Dr. Andrew C. Gallup
Associate Professor, Biopsychology
Dr. Gallup holds diverse interests in ethology and evolutionary psychology. His ongoing research spans a variety of topics, including the adaptive function(s) of yawning, brain thermoregulation and vigilance, collective behavior and social cognition, aggression and sexual conflict, the evolution of cooperation, sports and athletic competition from an evolutionary perspective, biomarkers of Darwinian fitness, Snake Detection Theory, and the adaptive benefits of laterality.
Dr. Joanne M. Joseph
Professor, Social/Clinical psychology
Dr.
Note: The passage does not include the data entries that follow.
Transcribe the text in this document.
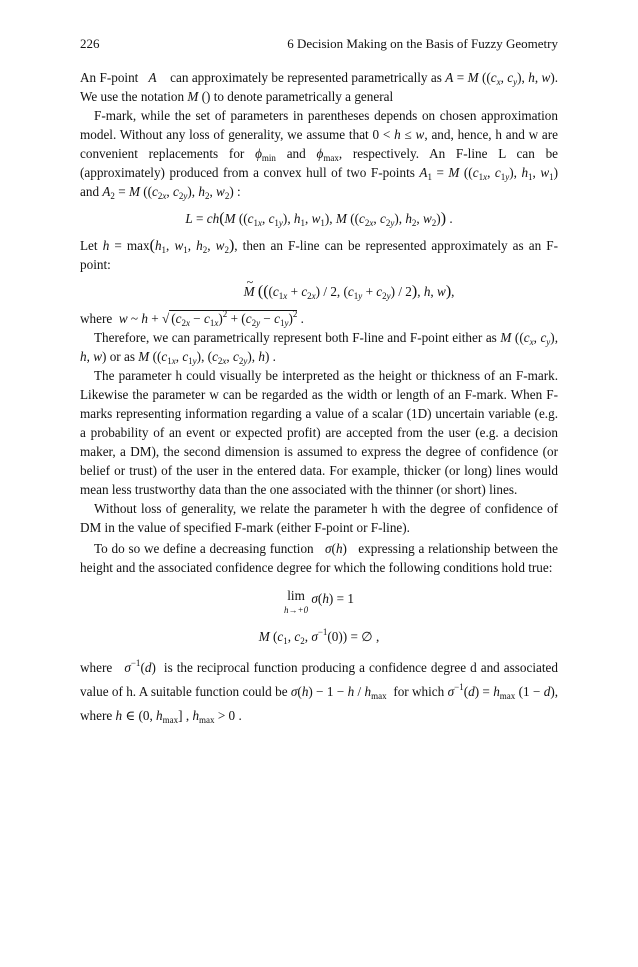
226	6 Decision Making on the Basis of Fuzzy Geometry

An F-point A can approximately be represented parametrically as A = M (($c_x$, $c_y$), h, w). We use the notation M () to denote parametrically a general

F-mark, while the set of parameters in parentheses depends on chosen approximation model. Without any loss of generality, we assume that 0 < h ≤ w, and, hence, h and w are convenient replacements for $\phi_{min}$ and $\phi_{max}$, respectively. An F-line L can be (approximately) produced from a convex hull of two F-points $A_1 = M$ (($c_{1x}$, $c_{1y}$), $h_1$, $w_1$) and $A_2 = M$ (($c_{2x}$, $c_{2y}$), $h_2$, $w_2$) :

L = ch(M (($c_{1x}$, $c_{1y}$), $h_1$, $w_1$), M (($c_{2x}$, $c_{2y}$), $h_2$, $w_2$)) .

Let $h = \max(h_1$, $w_1$, $h_2$, $w_2$), then an F-line can be represented approximately as an F-point:

~ M (($(c_{1x} + c_{2x}) / 2$, $(c_{1y} + c_{2y}) / 2$), h, w),

where w ~ h + √ $(c_{2x} - c_{1x})^2 + (c_{2y} - c_{1y})^2$ .

Therefore, we can parametrically represent both F-line and F-point either as M (($c_x$, $c_y$), h, w) or as M (($c_{1x}$, $c_{1y}$), ($c_{2x}$, $c_{2y}$), h) .

The parameter h could visually be interpreted as the height or thickness of an F-mark. Likewise the parameter w can be regarded as the width or length of an F-mark. When F-marks representing information regarding a value of a scalar (1D) uncertain variable (e.g. a probability of an event or expected profit) are accepted from the user (e.g. a decision maker, a DM), the second dimension is assumed to express the degree of confidence (or belief or trust) of the user in the entered data. For example, thicker (or long) lines would mean less trustworthy data than the one associated with the thinner (or short) lines.

Without loss of generality, we relate the parameter h with the degree of confidence of DM in the value of specified F-mark (either F-point or F-line).

To do so we define a decreasing function σ(h)   expressing a relationship between the height and the associated confidence degree for which the following conditions hold true:

lim
h→+0
σ(h) = 1
M ($c_1$, $c_2$, $\sigma^{-1}(0)$) = ∅ ,

where $\sigma^{-1}(d)$  is the reciprocal function producing a confidence degree d and associated value of h. A suitable function could be $\sigma(h) - 1 - h / h_{max}$ for which $\sigma^{-1}(d) = h_{max}$ (1 − d), where h ∈ (0, $h_{max}$] , $h_{max} > 0$ .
Joseph has diverse interests in the areas of adverse childhood experiences, trauma, resilience and physical health. Her current research studies focus on the effects of adverse childhood experiences on pregnancy outcomes, epigenetics, PTSD in military veterans and bullying. Dr. Joseph is the recipient of a number of teaching and service awards including the Chancellor's Award for Excellence in Teaching and the Chancellor's Award for Excellence in Service. As a practicing clinician, Dr. Joseph regularly consults for health care agencies and K-12 schools.
Dr. Rebecca Weldon
Assistant Professor, Cognitive Psychology
Dr. Weldon’s research spans topics in cognitive psychology and cognitive neuroscience. She uses survey, experimental, and neuroscience techniques to examine risky decision making. Her research interests include the behavioral and neural mechanisms of cognitive control, individual differences in reward sensitivity, and the determinants of risky decision making.